Service Reflections of SSG John Cihak, U.S. Army (1969-1989)

Truth be told, I went to get away from home “a Payton Place” My parents were not the best, and I was the oldest; I had to get up, cook breakfast every day, go to school, then to work and home to cook dinner, wash dishes and help my brother and sisters with their homework, then I could do mine. This was five days a week, and on weekends I did my chores and went to work, still doing the cooking and laundry. I also paid my parents to rent to live in the garage with an old car that did not rum, sleeping on two-foot lockers. There was physical abuse and sexual abuse in this family.

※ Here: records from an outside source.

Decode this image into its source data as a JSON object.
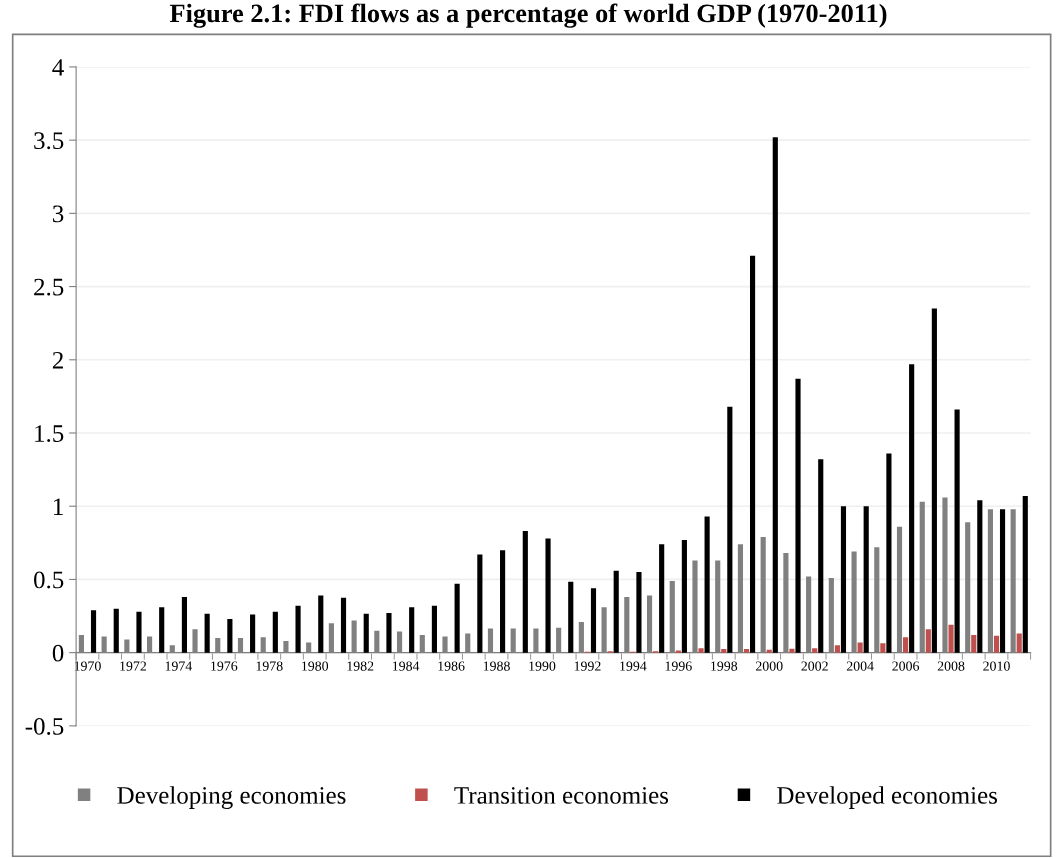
{
  "chart_data": {
    "type": "bar",
    "title": "Figure 2.1: FDI flows as a percentage of world GDP (1970-2011)",
    "categories": [
      "1970",
      null,
      "1972",
      null,
      "1974",
      null,
      "1976",
      null,
      "1978",
      null,
      "1980",
      null,
      "1982",
      null,
      "1984",
      null,
      "1986",
      null,
      "1988",
      null,
      "1990",
      null,
      "1992",
      null,
      "1994",
      null,
      "1996",
      null,
      "1998",
      null,
      "2000",
      null,
      "2002",
      null,
      "2004",
      null,
      "2006",
      null,
      "2008",
      null,
      "2010",
      null
    ],
    "series": [
      {
        "name": "Developing economies",
        "color": "#808080",
        "values": [
          0.12,
          0.11,
          0.09,
          0.11,
          0.05,
          0.16,
          0.1,
          0.1,
          0.105,
          0.08,
          0.07,
          0.2,
          0.22,
          0.15,
          0.145,
          0.12,
          0.11,
          0.13,
          0.165,
          0.165,
          0.165,
          0.17,
          0.21,
          0.31,
          0.38,
          0.39,
          0.49,
          0.63,
          0.63,
          0.74,
          0.79,
          0.68,
          0.52,
          0.51,
          0.69,
          0.72,
          0.86,
          1.03,
          1.06,
          0.89,
          0.98,
          0.98
        ]
      },
      {
        "name": "Transition economies",
        "color": "#c0504d",
        "values": [
          null,
          null,
          null,
          null,
          null,
          null,
          null,
          null,
          null,
          null,
          null,
          null,
          null,
          null,
          null,
          null,
          null,
          null,
          null,
          null,
          null,
          null,
          0.007,
          0.01,
          0.007,
          0.01,
          0.015,
          0.03,
          0.025,
          0.025,
          0.02,
          0.027,
          0.03,
          0.05,
          0.07,
          0.065,
          0.105,
          0.16,
          0.19,
          0.12,
          0.115,
          0.13
        ]
      },
      {
        "name": "Developed economies",
        "color": "#000000",
        "values": [
          0.29,
          0.3,
          0.28,
          0.31,
          0.38,
          0.265,
          0.23,
          0.26,
          0.28,
          0.32,
          0.39,
          0.375,
          0.265,
          0.27,
          0.31,
          0.32,
          0.47,
          0.67,
          0.7,
          0.83,
          0.78,
          0.485,
          0.44,
          0.56,
          0.55,
          0.74,
          0.77,
          0.93,
          1.68,
          2.71,
          3.52,
          1.87,
          1.32,
          1.0,
          1.0,
          1.36,
          1.97,
          2.35,
          1.66,
          1.04,
          0.98,
          1.07
        ]
      }
    ],
    "ylim": [
      -0.5,
      4
    ],
    "yticks": [
      -0.5,
      0,
      0.5,
      1,
      1.5,
      2,
      2.5,
      3,
      3.5,
      4
    ],
    "grid": "y",
    "legend": "bottom"
  }
}
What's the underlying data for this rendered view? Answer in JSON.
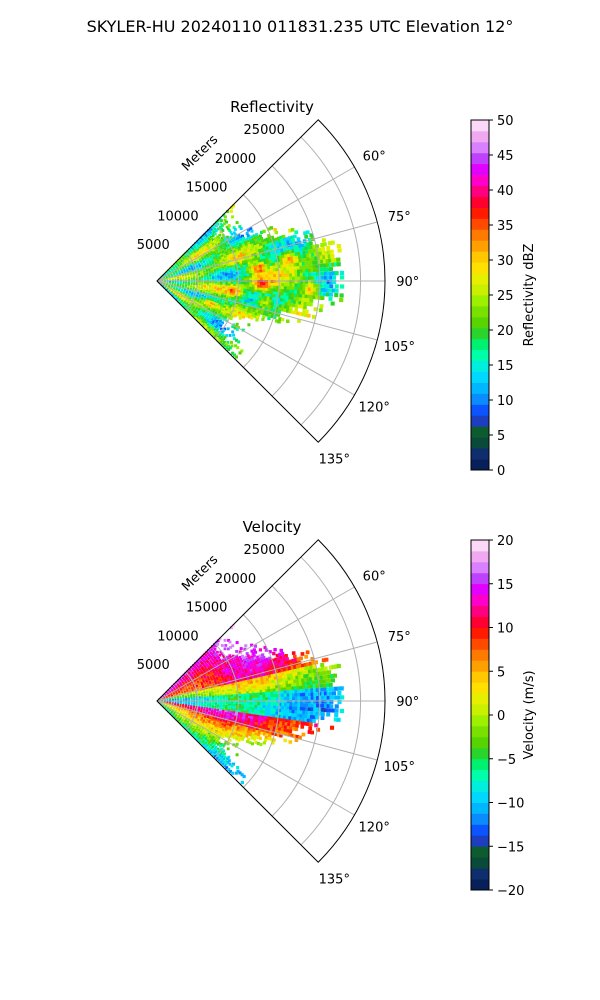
{
  "figure_title": "SKYLER-HU  20240110  011831.235 UTC Elevation 12°",
  "chart_data": [
    {
      "type": "polar-sector",
      "title": "Reflectivity",
      "radial_label": "Meters",
      "radial_ticks": [
        "5000",
        "10000",
        "15000",
        "20000",
        "25000"
      ],
      "radial_tick_values": [
        5000,
        10000,
        15000,
        20000,
        25000
      ],
      "rmax": 28000,
      "theta_range_deg": [
        45,
        135
      ],
      "theta_ticks": [
        "60°",
        "75°",
        "90°",
        "105°",
        "120°",
        "135°"
      ],
      "theta_tick_values": [
        60,
        75,
        90,
        105,
        120,
        135
      ],
      "echo_max_range": 23000,
      "colorbar": {
        "label": "Reflectivity dBZ",
        "range": [
          0,
          50
        ],
        "ticks": [
          "0",
          "5",
          "10",
          "15",
          "20",
          "25",
          "30",
          "35",
          "40",
          "45",
          "50"
        ],
        "tick_values": [
          0,
          5,
          10,
          15,
          20,
          25,
          30,
          35,
          40,
          45,
          50
        ],
        "colors": [
          "#08205a",
          "#0e2e6e",
          "#0a4a3a",
          "#0d5c30",
          "#1d3fbf",
          "#0a55ff",
          "#0a8cff",
          "#00b7ff",
          "#00d8ff",
          "#00eedd",
          "#00ffaa",
          "#00f070",
          "#2ad42a",
          "#58d400",
          "#7ae000",
          "#9cf000",
          "#c8f000",
          "#e6ef00",
          "#ffe000",
          "#ffc800",
          "#ffa000",
          "#ff7a00",
          "#ff4a00",
          "#ff1a00",
          "#ff0030",
          "#ff0080",
          "#ff00c8",
          "#e200ff",
          "#c040ff",
          "#d880ff",
          "#f0a8f0",
          "#fbd8f8"
        ]
      }
    },
    {
      "type": "polar-sector",
      "title": "Velocity",
      "radial_label": "Meters",
      "radial_ticks": [
        "5000",
        "10000",
        "15000",
        "20000",
        "25000"
      ],
      "radial_tick_values": [
        5000,
        10000,
        15000,
        20000,
        25000
      ],
      "rmax": 28000,
      "theta_range_deg": [
        45,
        135
      ],
      "theta_ticks": [
        "60°",
        "75°",
        "90°",
        "105°",
        "120°",
        "135°"
      ],
      "theta_tick_values": [
        60,
        75,
        90,
        105,
        120,
        135
      ],
      "echo_max_range": 23000,
      "colorbar": {
        "label": "Velocity (m/s)",
        "range": [
          -20,
          20
        ],
        "ticks": [
          "−20",
          "−15",
          "−10",
          "−5",
          "0",
          "5",
          "10",
          "15",
          "20"
        ],
        "tick_values": [
          -20,
          -15,
          -10,
          -5,
          0,
          5,
          10,
          15,
          20
        ],
        "colors": [
          "#08205a",
          "#0e2e6e",
          "#0a4a3a",
          "#0d5c30",
          "#1d3fbf",
          "#0a55ff",
          "#0a8cff",
          "#00b7ff",
          "#00d8ff",
          "#00eedd",
          "#00ffaa",
          "#00f070",
          "#2ad42a",
          "#58d400",
          "#7ae000",
          "#9cf000",
          "#c8f000",
          "#e6ef00",
          "#ffe000",
          "#ffc800",
          "#ffa000",
          "#ff7a00",
          "#ff4a00",
          "#ff1a00",
          "#ff0030",
          "#ff0080",
          "#ff00c8",
          "#e200ff",
          "#c040ff",
          "#d880ff",
          "#f0a8f0",
          "#fbd8f8"
        ]
      }
    }
  ]
}
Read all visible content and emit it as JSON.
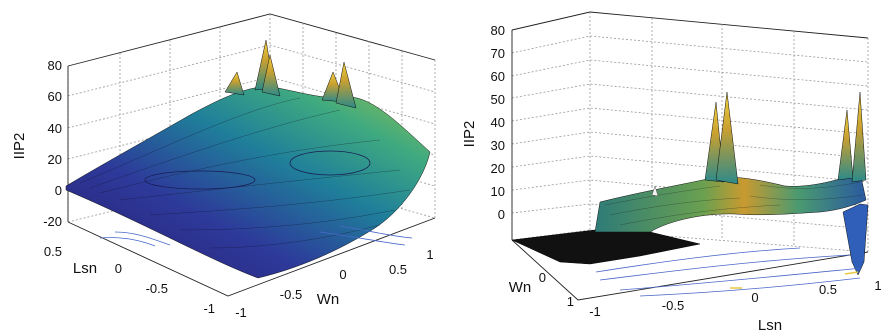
{
  "chart_data": [
    {
      "type": "surface",
      "zlabel": "IIP2",
      "ylabel": "Lsn",
      "xlabel": "Wn",
      "z_ticks": [
        "-20",
        "0",
        "20",
        "40",
        "60",
        "80"
      ],
      "y_ticks": [
        "0.5",
        "0",
        "-0.5",
        "-1"
      ],
      "x_ticks": [
        "-1",
        "-0.5",
        "0",
        "0.5",
        "1"
      ],
      "zlim": [
        -20,
        80
      ],
      "xlim": [
        -1,
        1
      ],
      "ylim": [
        -1,
        1
      ],
      "colormap": "parula",
      "contour_projection": true
    },
    {
      "type": "surface",
      "zlabel": "IIP2",
      "ylabel": "Wn",
      "xlabel": "Lsn",
      "z_ticks": [
        "0",
        "10",
        "20",
        "30",
        "40",
        "50",
        "60",
        "70",
        "80"
      ],
      "y_ticks": [
        "0",
        "1"
      ],
      "x_ticks": [
        "-1",
        "-0.5",
        "0",
        "0.5",
        "1"
      ],
      "zlim": [
        0,
        80
      ],
      "xlim": [
        -1,
        1
      ],
      "ylim": [
        -1,
        1
      ],
      "colormap": "parula",
      "contour_projection": true
    }
  ]
}
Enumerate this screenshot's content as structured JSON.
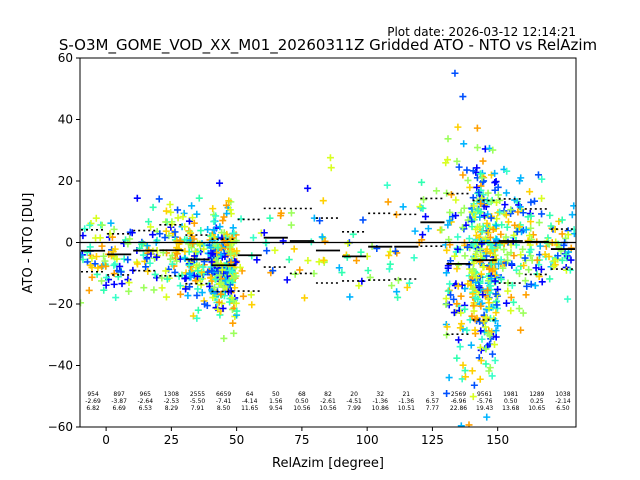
{
  "plot_date": "Plot date: 2026-03-12 12:14:21",
  "chart_data": {
    "type": "scatter",
    "title": "S-O3M_GOME_VOD_XX_M01_20260311Z Gridded ATO - NTO vs RelAzim",
    "xlabel": "RelAzim [degree]",
    "ylabel": "ATO - NTO [DU]",
    "xlim": [
      -10,
      180
    ],
    "ylim": [
      -60,
      60
    ],
    "xticks": [
      0,
      25,
      50,
      75,
      100,
      125,
      150
    ],
    "yticks": [
      -60,
      -40,
      -20,
      0,
      20,
      40,
      60
    ],
    "grid": false,
    "zero_line": 0,
    "marker": "+",
    "scatter_colors": [
      "#0000ff",
      "#0050ff",
      "#00b4ff",
      "#38ffc8",
      "#30ffb0",
      "#9cff5c",
      "#d8ff20",
      "#ffd000",
      "#ffa000"
    ],
    "bins": [
      {
        "center": -5,
        "count": "954",
        "mean": -2.69,
        "std": 6.82,
        "mean_label": "-2.69",
        "std_label": "6.82"
      },
      {
        "center": 5,
        "count": "897",
        "mean": -3.87,
        "std": 6.69,
        "mean_label": "-3.87",
        "std_label": "6.69"
      },
      {
        "center": 15,
        "count": "965",
        "mean": -2.64,
        "std": 6.53,
        "mean_label": "-2.64",
        "std_label": "6.53"
      },
      {
        "center": 25,
        "count": "1308",
        "mean": -2.53,
        "std": 8.29,
        "mean_label": "-2.53",
        "std_label": "8.29"
      },
      {
        "center": 35,
        "count": "2555",
        "mean": -5.5,
        "std": 7.91,
        "mean_label": "-5.50",
        "std_label": "7.91"
      },
      {
        "center": 45,
        "count": "6659",
        "mean": -7.41,
        "std": 8.5,
        "mean_label": "-7.41",
        "std_label": "8.50"
      },
      {
        "center": 55,
        "count": "64",
        "mean": -4.14,
        "std": 11.65,
        "mean_label": "-4.14",
        "std_label": "11.65"
      },
      {
        "center": 65,
        "count": "50",
        "mean": 1.56,
        "std": 9.54,
        "mean_label": "1.56",
        "std_label": "9.54"
      },
      {
        "center": 75,
        "count": "68",
        "mean": 0.5,
        "std": 10.56,
        "mean_label": "0.50",
        "std_label": "10.56"
      },
      {
        "center": 85,
        "count": "82",
        "mean": -2.61,
        "std": 10.56,
        "mean_label": "-2.61",
        "std_label": "10.56"
      },
      {
        "center": 95,
        "count": "20",
        "mean": -4.51,
        "std": 7.99,
        "mean_label": "-4.51",
        "std_label": "7.99"
      },
      {
        "center": 105,
        "count": "32",
        "mean": -1.36,
        "std": 10.86,
        "mean_label": "-1.36",
        "std_label": "10.86"
      },
      {
        "center": 115,
        "count": "21",
        "mean": -1.36,
        "std": 10.51,
        "mean_label": "-1.36",
        "std_label": "10.51"
      },
      {
        "center": 125,
        "count": "3",
        "mean": 6.57,
        "std": 7.77,
        "mean_label": "6.57",
        "std_label": "7.77"
      },
      {
        "center": 135,
        "count": "2569",
        "mean": -6.96,
        "std": 22.86,
        "mean_label": "-6.96",
        "std_label": "22.86"
      },
      {
        "center": 145,
        "count": "9561",
        "mean": -5.76,
        "std": 19.43,
        "mean_label": "-5.76",
        "std_label": "19.43"
      },
      {
        "center": 155,
        "count": "1981",
        "mean": 0.5,
        "std": 13.68,
        "mean_label": "0.50",
        "std_label": "13.68"
      },
      {
        "center": 165,
        "count": "1289",
        "mean": 0.25,
        "std": 10.65,
        "mean_label": "0.25",
        "std_label": "10.65"
      },
      {
        "center": 175,
        "count": "1038",
        "mean": -2.14,
        "std": 6.5,
        "mean_label": "-2.14",
        "std_label": "6.50"
      }
    ]
  }
}
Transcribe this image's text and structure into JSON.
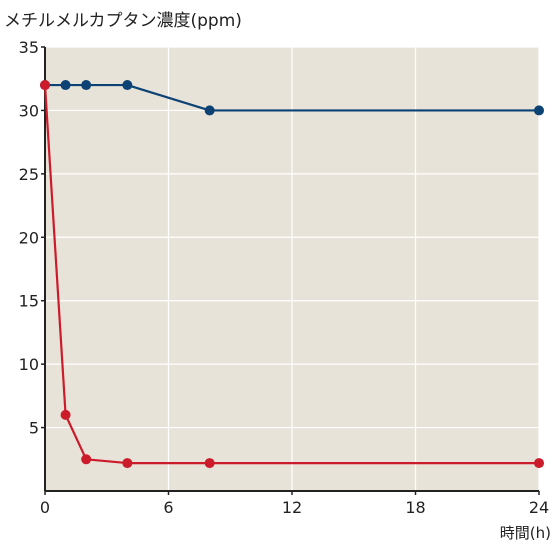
{
  "chart_data": {
    "type": "line",
    "ylabel": "メチルメルカプタン濃度(ppm)",
    "xlabel": "時間(h)",
    "xlim": [
      0,
      24
    ],
    "ylim": [
      0,
      35
    ],
    "x_ticks": [
      0,
      6,
      12,
      18,
      24
    ],
    "y_ticks": [
      5,
      10,
      15,
      20,
      25,
      30,
      35
    ],
    "grid": true,
    "plot_background": "#e8e3d8",
    "grid_color": "#ffffff",
    "series": [
      {
        "color": "#0d4275",
        "points": [
          [
            0,
            32
          ],
          [
            1,
            32
          ],
          [
            2,
            32
          ],
          [
            4,
            32
          ],
          [
            8,
            30
          ],
          [
            24,
            30
          ]
        ]
      },
      {
        "color": "#cc1b2b",
        "points": [
          [
            0,
            32
          ],
          [
            1,
            6
          ],
          [
            2,
            2.5
          ],
          [
            4,
            2.2
          ],
          [
            8,
            2.2
          ],
          [
            24,
            2.2
          ]
        ]
      }
    ]
  }
}
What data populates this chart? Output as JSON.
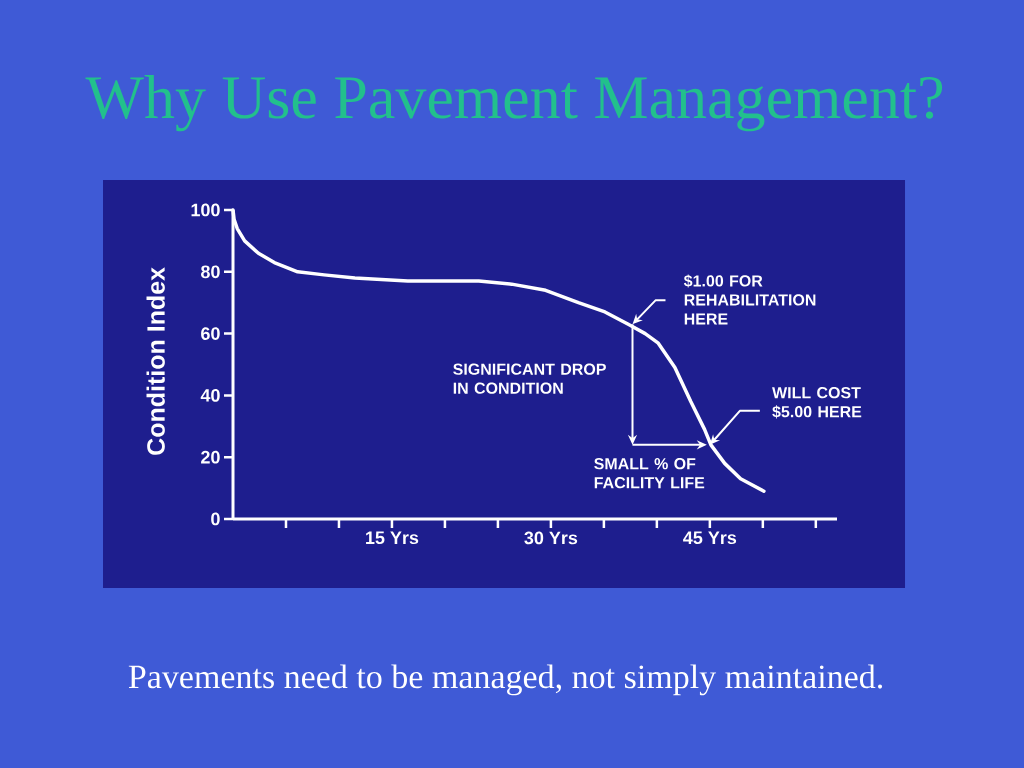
{
  "chart_data": {
    "type": "line",
    "title": "Why Use Pavement Management?",
    "ylabel": "Condition Index",
    "x": [
      0,
      0.1,
      0.4,
      1.1,
      2.4,
      3.9,
      6.1,
      8.6,
      11.5,
      16.5,
      23.2,
      26.3,
      29.5,
      32.6,
      35.1,
      37.3,
      38.9,
      40.1,
      41.7,
      43.2,
      44.5,
      45.1,
      46.4,
      47.9,
      50.1
    ],
    "values": [
      100,
      97,
      94,
      90,
      86,
      83,
      80,
      79,
      78,
      77,
      77,
      76,
      74,
      70,
      67,
      63,
      60,
      57,
      49,
      38,
      29,
      24,
      18,
      13,
      9
    ],
    "color": "#ffffff",
    "xlim": [
      0,
      57
    ],
    "ylim": [
      0,
      100
    ],
    "xticks": [
      {
        "value": 5,
        "label": null
      },
      {
        "value": 10,
        "label": null
      },
      {
        "value": 15,
        "label": "15 Yrs"
      },
      {
        "value": 20,
        "label": null
      },
      {
        "value": 25,
        "label": null
      },
      {
        "value": 30,
        "label": "30 Yrs"
      },
      {
        "value": 35,
        "label": null
      },
      {
        "value": 40,
        "label": null
      },
      {
        "value": 45,
        "label": "45 Yrs"
      },
      {
        "value": 50,
        "label": null
      },
      {
        "value": 55,
        "label": null
      }
    ],
    "yticks": [
      0,
      20,
      40,
      60,
      80,
      100
    ],
    "annotations": [
      {
        "text": "$1.00 FOR REHABILITATION HERE",
        "x": 37.7,
        "y": 63
      },
      {
        "text": "WILL COST $5.00 HERE",
        "x": 45,
        "y": 24
      },
      "SIGNIFICANT DROP IN CONDITION",
      "SMALL % OF FACILITY LIFE",
      "Pavements need to be managed, not simply maintained."
    ]
  }
}
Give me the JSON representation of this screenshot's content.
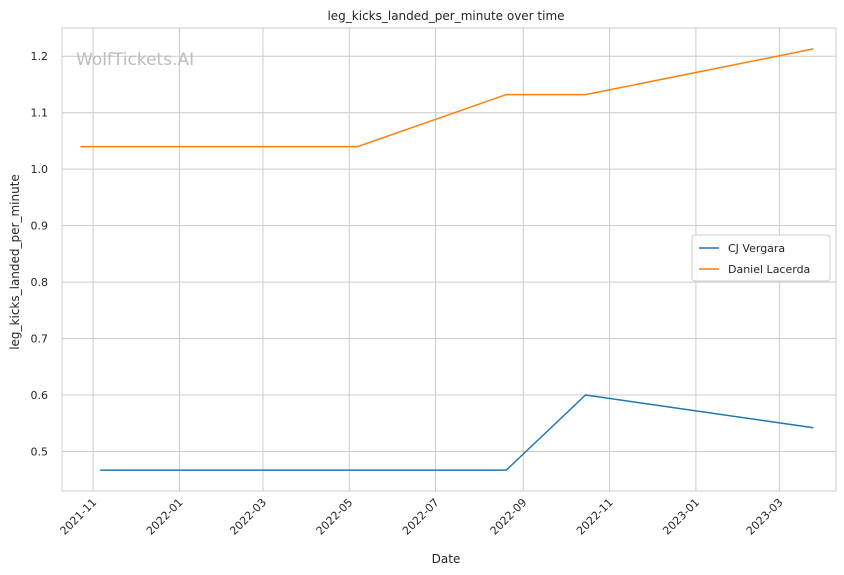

My BIO father was a drunk in the USAF; his law was his leather belt using either end and a 2×4. When my parents separated, I had to stay with him and two sisters; my brother and one sister went with my mother. My father once threw me out the 2nd story window for talking to my mother, telling her how we were doing (remember, we were not allowed friends as we thought this was normal). On top of all this, my mother was sleeping around with my uncle (my father’s brother), so I wanted to get away.

I had an uncle John who had been in the Marines during WWII, and so I went to get in; they turned me down, not believing my age, and those of us who went to Nam knew the Army took anyone who had teeth, two eyes, two ears, four limbs with all five on each, and anyone who could shout, so my life began well by Payton Place and hello Vietnam I volunteered for the draft early with my friend Don.